Ovulation occurs though a sequence of hormonal responses. Located deep within the brain, the pituitary gland releases the hormones FSH and LH, which travel through the blood stream to the ovaries. These hormones signal the development and release a single egg cell from one of the ovaries. The sweeping motion of the fimbriae draws the egg cell through a very small space in the open body cavity into the uterine, or fallopian, tube. The egg cell will either be fertilized by sperm or will dissolve if fertilization does not take place.
An ovulation home test is used by women to help determine the time in the menstrual cycle when getting pregnant is most likely.
The test detects a rise in luteinizing hormone (LH) in the urine. A rise in this hormone signals the ovary to release the egg. This at-home test is often used by women to help predict when an egg release is likely.
These kits can be bought at most drug stores.

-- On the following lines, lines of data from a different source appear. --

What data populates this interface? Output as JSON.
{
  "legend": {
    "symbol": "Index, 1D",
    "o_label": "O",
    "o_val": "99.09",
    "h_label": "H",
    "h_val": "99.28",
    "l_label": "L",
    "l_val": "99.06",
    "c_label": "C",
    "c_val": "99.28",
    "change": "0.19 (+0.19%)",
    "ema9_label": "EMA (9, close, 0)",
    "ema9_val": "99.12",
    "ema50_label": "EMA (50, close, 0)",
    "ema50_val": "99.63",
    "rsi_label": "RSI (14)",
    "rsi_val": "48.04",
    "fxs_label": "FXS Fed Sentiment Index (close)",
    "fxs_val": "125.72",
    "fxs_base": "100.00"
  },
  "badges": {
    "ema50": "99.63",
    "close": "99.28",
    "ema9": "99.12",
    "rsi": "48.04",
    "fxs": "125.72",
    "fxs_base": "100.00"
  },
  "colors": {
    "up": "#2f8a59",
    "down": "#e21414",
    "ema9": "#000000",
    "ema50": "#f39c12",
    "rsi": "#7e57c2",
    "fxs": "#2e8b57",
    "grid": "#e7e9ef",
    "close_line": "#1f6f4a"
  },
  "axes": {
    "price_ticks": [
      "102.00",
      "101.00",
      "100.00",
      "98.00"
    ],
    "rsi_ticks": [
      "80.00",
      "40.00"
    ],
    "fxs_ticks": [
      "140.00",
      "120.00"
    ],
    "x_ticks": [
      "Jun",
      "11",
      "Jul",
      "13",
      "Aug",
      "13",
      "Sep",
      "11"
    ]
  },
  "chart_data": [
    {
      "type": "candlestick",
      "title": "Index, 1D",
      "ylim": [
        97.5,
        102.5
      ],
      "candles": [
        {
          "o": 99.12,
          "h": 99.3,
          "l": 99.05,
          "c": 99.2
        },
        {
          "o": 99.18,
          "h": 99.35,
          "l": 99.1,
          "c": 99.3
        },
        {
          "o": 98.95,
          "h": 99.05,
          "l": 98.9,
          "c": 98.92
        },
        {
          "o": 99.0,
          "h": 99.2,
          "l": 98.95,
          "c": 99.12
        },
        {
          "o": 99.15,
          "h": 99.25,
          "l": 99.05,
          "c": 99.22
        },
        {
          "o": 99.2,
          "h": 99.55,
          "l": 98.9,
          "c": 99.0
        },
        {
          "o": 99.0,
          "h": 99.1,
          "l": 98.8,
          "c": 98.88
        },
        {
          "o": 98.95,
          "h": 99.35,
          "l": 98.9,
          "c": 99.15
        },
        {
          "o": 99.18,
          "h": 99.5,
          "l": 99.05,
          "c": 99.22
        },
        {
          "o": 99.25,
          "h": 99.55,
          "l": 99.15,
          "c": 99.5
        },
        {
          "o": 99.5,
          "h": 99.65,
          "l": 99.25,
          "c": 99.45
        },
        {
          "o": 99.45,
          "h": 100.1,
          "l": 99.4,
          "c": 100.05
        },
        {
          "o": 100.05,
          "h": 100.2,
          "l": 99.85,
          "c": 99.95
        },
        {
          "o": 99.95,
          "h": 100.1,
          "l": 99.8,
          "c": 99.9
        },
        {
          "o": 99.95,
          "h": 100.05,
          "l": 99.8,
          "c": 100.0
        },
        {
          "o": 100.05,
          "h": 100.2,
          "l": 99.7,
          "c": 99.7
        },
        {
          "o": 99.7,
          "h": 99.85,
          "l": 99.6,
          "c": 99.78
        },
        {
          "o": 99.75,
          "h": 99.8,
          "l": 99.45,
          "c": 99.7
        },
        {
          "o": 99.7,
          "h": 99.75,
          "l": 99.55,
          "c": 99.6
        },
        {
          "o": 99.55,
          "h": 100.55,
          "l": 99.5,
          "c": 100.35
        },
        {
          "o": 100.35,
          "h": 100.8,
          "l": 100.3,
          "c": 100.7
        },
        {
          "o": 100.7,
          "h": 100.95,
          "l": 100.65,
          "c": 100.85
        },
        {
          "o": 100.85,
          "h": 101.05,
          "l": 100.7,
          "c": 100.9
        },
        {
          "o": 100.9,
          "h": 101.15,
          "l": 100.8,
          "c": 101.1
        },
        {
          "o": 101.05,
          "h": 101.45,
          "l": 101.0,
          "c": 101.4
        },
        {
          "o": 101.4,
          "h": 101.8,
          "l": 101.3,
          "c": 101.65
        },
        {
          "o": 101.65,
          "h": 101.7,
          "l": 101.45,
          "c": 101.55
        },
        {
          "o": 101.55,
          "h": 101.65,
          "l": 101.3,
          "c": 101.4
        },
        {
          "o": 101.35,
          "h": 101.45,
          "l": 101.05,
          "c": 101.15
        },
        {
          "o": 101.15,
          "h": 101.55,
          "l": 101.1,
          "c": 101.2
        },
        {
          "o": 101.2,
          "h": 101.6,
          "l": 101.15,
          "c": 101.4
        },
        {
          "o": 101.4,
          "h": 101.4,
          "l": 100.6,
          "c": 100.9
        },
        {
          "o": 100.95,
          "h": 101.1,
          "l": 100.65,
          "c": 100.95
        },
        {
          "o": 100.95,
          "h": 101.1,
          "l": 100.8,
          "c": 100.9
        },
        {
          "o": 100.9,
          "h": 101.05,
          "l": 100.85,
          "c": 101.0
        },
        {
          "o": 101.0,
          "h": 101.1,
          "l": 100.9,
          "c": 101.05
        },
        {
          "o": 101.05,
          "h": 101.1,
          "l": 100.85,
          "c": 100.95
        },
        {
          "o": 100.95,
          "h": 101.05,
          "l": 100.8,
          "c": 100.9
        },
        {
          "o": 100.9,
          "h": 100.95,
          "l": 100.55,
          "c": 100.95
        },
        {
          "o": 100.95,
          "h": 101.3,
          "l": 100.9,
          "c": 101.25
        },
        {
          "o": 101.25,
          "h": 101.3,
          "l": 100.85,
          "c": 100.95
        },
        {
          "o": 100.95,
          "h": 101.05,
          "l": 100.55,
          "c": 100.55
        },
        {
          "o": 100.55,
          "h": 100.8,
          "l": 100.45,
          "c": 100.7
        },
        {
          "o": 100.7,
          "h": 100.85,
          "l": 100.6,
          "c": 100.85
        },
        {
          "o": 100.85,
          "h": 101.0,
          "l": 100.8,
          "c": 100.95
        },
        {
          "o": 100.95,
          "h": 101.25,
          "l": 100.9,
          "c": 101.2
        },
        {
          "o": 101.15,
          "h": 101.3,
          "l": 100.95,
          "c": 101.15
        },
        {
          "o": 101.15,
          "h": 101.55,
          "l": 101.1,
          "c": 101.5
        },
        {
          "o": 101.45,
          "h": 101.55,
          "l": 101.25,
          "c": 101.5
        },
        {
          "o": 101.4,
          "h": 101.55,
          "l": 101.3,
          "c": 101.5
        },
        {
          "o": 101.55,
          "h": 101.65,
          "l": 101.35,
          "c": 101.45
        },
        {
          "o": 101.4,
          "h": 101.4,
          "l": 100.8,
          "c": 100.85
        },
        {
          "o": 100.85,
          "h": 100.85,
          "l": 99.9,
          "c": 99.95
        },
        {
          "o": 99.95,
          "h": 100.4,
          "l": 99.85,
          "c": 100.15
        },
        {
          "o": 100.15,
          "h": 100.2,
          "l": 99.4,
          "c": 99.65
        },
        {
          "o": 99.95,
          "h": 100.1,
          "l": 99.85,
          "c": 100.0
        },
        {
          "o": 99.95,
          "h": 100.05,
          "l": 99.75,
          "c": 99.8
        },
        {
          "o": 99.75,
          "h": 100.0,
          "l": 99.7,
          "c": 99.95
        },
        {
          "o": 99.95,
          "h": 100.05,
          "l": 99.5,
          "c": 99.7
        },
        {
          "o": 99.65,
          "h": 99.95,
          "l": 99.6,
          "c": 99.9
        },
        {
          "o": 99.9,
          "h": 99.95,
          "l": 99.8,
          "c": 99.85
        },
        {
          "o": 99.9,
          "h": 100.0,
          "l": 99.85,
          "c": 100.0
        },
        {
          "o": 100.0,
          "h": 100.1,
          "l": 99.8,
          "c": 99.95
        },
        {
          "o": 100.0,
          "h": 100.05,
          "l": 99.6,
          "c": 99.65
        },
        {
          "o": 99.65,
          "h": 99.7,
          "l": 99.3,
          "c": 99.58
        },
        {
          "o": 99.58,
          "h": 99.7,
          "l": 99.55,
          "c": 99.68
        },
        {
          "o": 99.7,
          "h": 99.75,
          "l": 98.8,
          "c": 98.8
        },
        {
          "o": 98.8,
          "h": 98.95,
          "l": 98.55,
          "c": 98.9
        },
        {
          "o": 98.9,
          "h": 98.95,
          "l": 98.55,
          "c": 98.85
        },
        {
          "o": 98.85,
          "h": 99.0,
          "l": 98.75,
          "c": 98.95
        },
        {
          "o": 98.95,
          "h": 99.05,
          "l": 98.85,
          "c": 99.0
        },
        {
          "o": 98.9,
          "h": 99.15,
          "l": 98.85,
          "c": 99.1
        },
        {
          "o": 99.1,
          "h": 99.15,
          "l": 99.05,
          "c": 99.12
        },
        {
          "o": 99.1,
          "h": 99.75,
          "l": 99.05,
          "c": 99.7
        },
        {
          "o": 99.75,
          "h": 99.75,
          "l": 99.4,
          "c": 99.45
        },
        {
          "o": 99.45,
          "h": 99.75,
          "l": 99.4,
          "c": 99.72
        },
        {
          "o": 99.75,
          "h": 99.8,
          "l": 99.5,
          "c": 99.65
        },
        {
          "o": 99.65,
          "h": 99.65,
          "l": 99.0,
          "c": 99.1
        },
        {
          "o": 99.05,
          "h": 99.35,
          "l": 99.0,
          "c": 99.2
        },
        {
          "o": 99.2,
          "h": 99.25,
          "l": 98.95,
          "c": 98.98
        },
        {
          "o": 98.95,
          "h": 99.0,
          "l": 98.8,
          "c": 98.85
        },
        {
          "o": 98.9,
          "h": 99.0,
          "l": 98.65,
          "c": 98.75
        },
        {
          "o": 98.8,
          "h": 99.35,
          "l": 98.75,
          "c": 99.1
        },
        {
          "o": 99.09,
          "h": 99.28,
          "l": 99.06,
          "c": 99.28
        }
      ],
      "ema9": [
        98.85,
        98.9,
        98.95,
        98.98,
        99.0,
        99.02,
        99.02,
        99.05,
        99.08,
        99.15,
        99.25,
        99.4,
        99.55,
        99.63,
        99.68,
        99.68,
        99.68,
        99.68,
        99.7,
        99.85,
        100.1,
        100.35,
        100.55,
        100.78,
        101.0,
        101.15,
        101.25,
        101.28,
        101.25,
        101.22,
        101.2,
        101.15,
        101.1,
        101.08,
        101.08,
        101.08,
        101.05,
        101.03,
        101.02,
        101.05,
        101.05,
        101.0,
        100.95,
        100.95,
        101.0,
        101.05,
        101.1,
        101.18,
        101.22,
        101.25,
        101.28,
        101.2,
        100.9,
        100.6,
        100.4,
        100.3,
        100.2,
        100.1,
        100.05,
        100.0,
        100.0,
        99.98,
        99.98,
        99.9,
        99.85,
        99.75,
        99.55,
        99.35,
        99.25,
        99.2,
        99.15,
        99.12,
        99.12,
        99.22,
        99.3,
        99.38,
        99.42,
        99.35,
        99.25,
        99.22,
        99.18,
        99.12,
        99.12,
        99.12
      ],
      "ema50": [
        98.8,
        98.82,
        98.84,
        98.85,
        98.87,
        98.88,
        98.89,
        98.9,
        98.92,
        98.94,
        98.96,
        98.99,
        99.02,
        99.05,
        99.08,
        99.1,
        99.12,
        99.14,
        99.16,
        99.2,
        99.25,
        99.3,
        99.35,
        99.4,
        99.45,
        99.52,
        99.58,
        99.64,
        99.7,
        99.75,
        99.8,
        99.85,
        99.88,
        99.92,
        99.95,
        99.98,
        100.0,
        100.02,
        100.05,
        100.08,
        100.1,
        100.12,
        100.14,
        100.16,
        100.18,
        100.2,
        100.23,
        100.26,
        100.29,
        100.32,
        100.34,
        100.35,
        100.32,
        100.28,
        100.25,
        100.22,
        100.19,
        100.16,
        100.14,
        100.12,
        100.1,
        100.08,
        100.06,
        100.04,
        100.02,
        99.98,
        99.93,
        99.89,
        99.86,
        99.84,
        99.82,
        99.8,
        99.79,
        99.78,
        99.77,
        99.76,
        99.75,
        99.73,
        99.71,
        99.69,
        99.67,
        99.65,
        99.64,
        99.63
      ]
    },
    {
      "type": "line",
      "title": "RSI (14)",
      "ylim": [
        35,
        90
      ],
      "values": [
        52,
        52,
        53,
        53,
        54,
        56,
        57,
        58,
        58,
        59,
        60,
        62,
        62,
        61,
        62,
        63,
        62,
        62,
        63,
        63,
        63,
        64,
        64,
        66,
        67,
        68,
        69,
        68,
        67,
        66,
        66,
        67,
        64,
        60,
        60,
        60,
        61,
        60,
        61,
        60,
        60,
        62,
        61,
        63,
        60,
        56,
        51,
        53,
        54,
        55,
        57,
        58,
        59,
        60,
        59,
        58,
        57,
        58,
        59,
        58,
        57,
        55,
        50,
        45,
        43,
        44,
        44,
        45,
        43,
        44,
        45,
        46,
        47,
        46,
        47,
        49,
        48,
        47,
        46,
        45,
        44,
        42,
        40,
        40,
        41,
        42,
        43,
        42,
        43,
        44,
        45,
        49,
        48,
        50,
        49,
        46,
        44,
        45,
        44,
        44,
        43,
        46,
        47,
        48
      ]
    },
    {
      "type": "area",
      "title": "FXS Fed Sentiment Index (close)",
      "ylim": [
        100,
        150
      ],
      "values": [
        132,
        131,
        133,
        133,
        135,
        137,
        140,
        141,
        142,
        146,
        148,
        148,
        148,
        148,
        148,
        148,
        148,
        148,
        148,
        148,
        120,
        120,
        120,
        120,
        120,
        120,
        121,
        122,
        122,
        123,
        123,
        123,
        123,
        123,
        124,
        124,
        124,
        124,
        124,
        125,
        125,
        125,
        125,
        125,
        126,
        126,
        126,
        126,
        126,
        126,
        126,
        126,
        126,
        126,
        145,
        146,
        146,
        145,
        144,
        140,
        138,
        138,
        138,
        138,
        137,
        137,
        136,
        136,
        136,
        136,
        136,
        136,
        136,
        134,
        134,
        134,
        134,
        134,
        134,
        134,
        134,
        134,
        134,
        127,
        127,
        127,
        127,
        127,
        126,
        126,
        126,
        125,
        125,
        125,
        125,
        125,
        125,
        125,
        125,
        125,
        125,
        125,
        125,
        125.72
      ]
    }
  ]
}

Ovulation prediction test kits usually come with five to seven sticks. You may need to test for several days to detect a surge in LH.
The specific time of month that you start testing depends on the length of your menstrual cycle. For example, if your normal cycle is 28 days, you'll need to test on day 11. (That is, the 11th day after you started your period.)
You will need to urinate on the test stick, or place the stick into urine that has been collected into a sterile container. The test stick will turn a certain color or display a positive sign if a surge is detected.
A positive result means you should ovulate in the next 24 to 36 hours, but this may not be the case for all women. The booklet that is included in the kit will tell you how to read the results.
You may miss your surge if you miss a day of testing. You may also not be able to detect a surge if you have an irregular menstrual cycle.
Do not drink large amounts of fluids before using the test.
Ask your doctor if you need to stop taking certain drugs before using this test.
Drugs that can decrease LH measurements include estrogens, progesterone and testosterone. Estrogens and progesterone may be found in birth control pills and hormone replacement therapy.
The drug clomiphene citrate (Clomid) can increase LH levels. This drug is used to help trigger ovulation. Women taking this drug should wait three days after stopping the medicine before checking their LH levels.
The test involves normal urination. There is no pain or discomfort.
This test is most often done to determine when a women will ovulate. For women with a 28-day menstrual cycle, this release normally occurs between days 11 and 14.
If you have an irregular menstrual cycle, the kit can help you tell when you are ovulating.
The ovulation home test may also be used to help you adjust doses of certain medicines.
A positive result indicates an "LH surge." This is a sign that ovulation may soon occur.
Rarely, false positive results can occur. This means the test kit may falsely predict ovulation.
Talk to your doctor if you are unable to detect a surge or do not become pregnant after using the kit several months. You may need to see an infertility specialist.
LH urine tests are not the same as at home fertility monitors. Fertility monitors are digital handheld devices. They predict ovulation based on electrolyte levels in saliva, LH levels in urine, or your basal body temperature. These devices can store ovulation information for several menstrual cycles.